I am professionally involved with dogs and their people for almost 20 years and
- Attended seminars, workshops and lectures with internationally acclaimed behaviorists and dog experts, including: Dr. Patricia McConnell, Turid Rugaas, Suzanne Clothier, Steve White, Dr. Jesus Rosales Ruiz and Kelly Snider, and a: By Invitation Only For Professional Dog Trainers Exclusive Day with Dr. Sophia Yin
- Spent more than 1000 hours volunteering for several humans societies and rescue groups
- Had a number of foster dogs fully integrated into our family
- Designed and taught group obedience, puppy and reactive dog classes
- Specialize since 2007 in private consultations and dog behaviour - and it's the people and dogs I've been working with that taught me the most
- Literary and DVD learning is ongoing. I am current on the latest research
My Method: Motivational, positive reinforcement using treats, but also functional rewards. Emphasis is on making the dog feel safe and providing the platform for him/her to learn desired behaviours. You don't have to use a clicker.
I do not use aversive tools like a choke, prong or shock collar, or a nose harness. Why? Because behavioural problems manifest when:
A dog feels threatened (whether he is, is irrelevant - how he feels is what dictates behaviour)

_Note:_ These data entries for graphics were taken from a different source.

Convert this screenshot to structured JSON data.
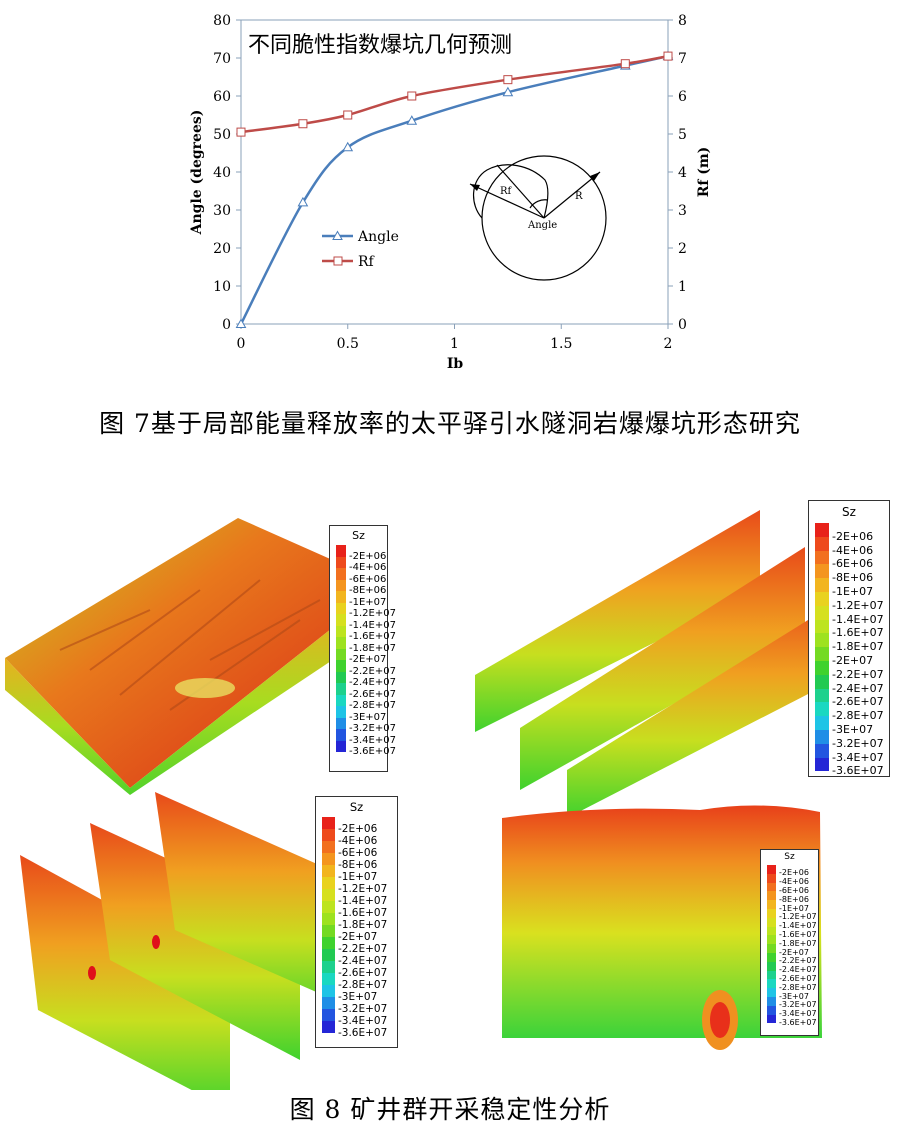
{
  "figure7": {
    "caption": "图 7基于局部能量释放率的太平驿引水隧洞岩爆爆坑形态研究",
    "chart_data": {
      "type": "line",
      "title": "不同脆性指数爆坑几何预测",
      "xlabel": "Ib",
      "ylabel_left": "Angle (degrees)",
      "ylabel_right": "Rf (m)",
      "xlim": [
        0,
        2
      ],
      "ylim_left": [
        0,
        80
      ],
      "ylim_right": [
        0,
        8
      ],
      "x_ticks": [
        "0",
        "0.5",
        "1",
        "1.5",
        "2"
      ],
      "y_left_ticks": [
        "0",
        "10",
        "20",
        "30",
        "40",
        "50",
        "60",
        "70",
        "80"
      ],
      "y_right_ticks": [
        "0",
        "1",
        "2",
        "3",
        "4",
        "5",
        "6",
        "7",
        "8"
      ],
      "legend_position": "center",
      "series": [
        {
          "name": "Angle",
          "axis": "left",
          "color": "#4a7ebb",
          "marker": "triangle",
          "x": [
            0,
            0.29,
            0.5,
            0.8,
            1.25,
            1.8,
            2.0
          ],
          "y": [
            0,
            32,
            46.5,
            53.5,
            61,
            68,
            70.5
          ]
        },
        {
          "name": "Rf",
          "axis": "right",
          "color": "#be4b48",
          "marker": "square",
          "x": [
            0,
            0.29,
            0.5,
            0.8,
            1.25,
            1.8,
            2.0
          ],
          "y": [
            5.05,
            5.27,
            5.5,
            6.0,
            6.43,
            6.85,
            7.05
          ]
        }
      ],
      "inset_labels": {
        "rf": "Rf",
        "r": "R",
        "angle": "Angle"
      }
    }
  },
  "figure8": {
    "caption": "图 8 矿井群开采稳定性分析",
    "legend_title": "Sz",
    "legend_labels": [
      "-2E+06",
      "-4E+06",
      "-6E+06",
      "-8E+06",
      "-1E+07",
      "-1.2E+07",
      "-1.4E+07",
      "-1.6E+07",
      "-1.8E+07",
      "-2E+07",
      "-2.2E+07",
      "-2.4E+07",
      "-2.6E+07",
      "-2.8E+07",
      "-3E+07",
      "-3.2E+07",
      "-3.4E+07",
      "-3.6E+07"
    ],
    "legend_colors": [
      "#e8221a",
      "#ee4a1c",
      "#f2701f",
      "#f4951f",
      "#f2b51f",
      "#e9d21f",
      "#d6e01f",
      "#bde41f",
      "#9ee21f",
      "#74da22",
      "#3fd22e",
      "#21ca52",
      "#1dd18d",
      "#1ad8c1",
      "#1ec4e6",
      "#1f8ee6",
      "#2255e0",
      "#2426d6"
    ]
  }
}
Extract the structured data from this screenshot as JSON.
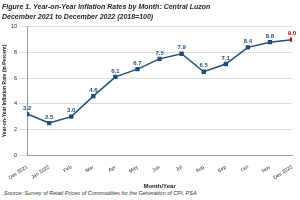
{
  "chart_data": {
    "type": "line",
    "title": "Figure 1. Year-on-Year Inflation Rates by Month: Central Luzon",
    "subtitle": "December 2021 to December 2022 (2018=100)",
    "x_label": "Month/Year",
    "y_label": "Year-on-Year Inflation Rate (in Percent)",
    "source": "Source: Survey of Retail Prices of Commodities for the Generation of CPI, PSA",
    "categories": [
      "Dec 2021",
      "Jan 2022",
      "Feb",
      "Mar",
      "Apr",
      "May",
      "Jun",
      "Jul",
      "Aug",
      "Sep",
      "Oct",
      "Nov",
      "Dec 2022"
    ],
    "values": [
      3.2,
      2.5,
      3.0,
      4.6,
      6.1,
      6.7,
      7.5,
      7.9,
      6.5,
      7.1,
      8.4,
      8.8,
      9.0
    ],
    "value_labels": [
      "3.2",
      "2.5",
      "3.0",
      "4.6",
      "6.1",
      "6.7",
      "7.5",
      "7.9",
      "6.5",
      "7.1",
      "8.4",
      "8.8",
      "9.0"
    ],
    "color": "#1f4e79",
    "colors": [
      "#1f4e79",
      "#1f4e79",
      "#1f4e79",
      "#1f4e79",
      "#1f4e79",
      "#1f4e79",
      "#1f4e79",
      "#1f4e79",
      "#1f4e79",
      "#1f4e79",
      "#1f4e79",
      "#1f4e79",
      "#c00000"
    ],
    "marker": "square",
    "line_style": "solid",
    "ylim": [
      0,
      10
    ],
    "yticks": [
      0,
      2,
      4,
      6,
      8,
      10
    ],
    "grid": true,
    "data_labels": true
  }
}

When she is frustrated (the two levels up are anger and rage)
When overstimulated and over-the-top aroused
When physically not feeling well
Obviously, adding more distress by deliberately inflicting pain or discomfort, or threaten with it, is counterproductive on all accounts. Even if you quelled the unwanted expressions, the root problem still exits, or worsens. It is also against my ethical standard.
Veterinarian and Applied Animal Behaviorist Dr. Karen Overall writes: "The use of shock in the treatment of behavioral conditions is abusive, is doomed to fail, and will make situations less, not more, safe and reliable". She states that dogs that had been shocked to treat aggression are at an increased risk for euthanasia. (Manual of Clinical Behavioral Medicine - 2013 Edition - Page 113).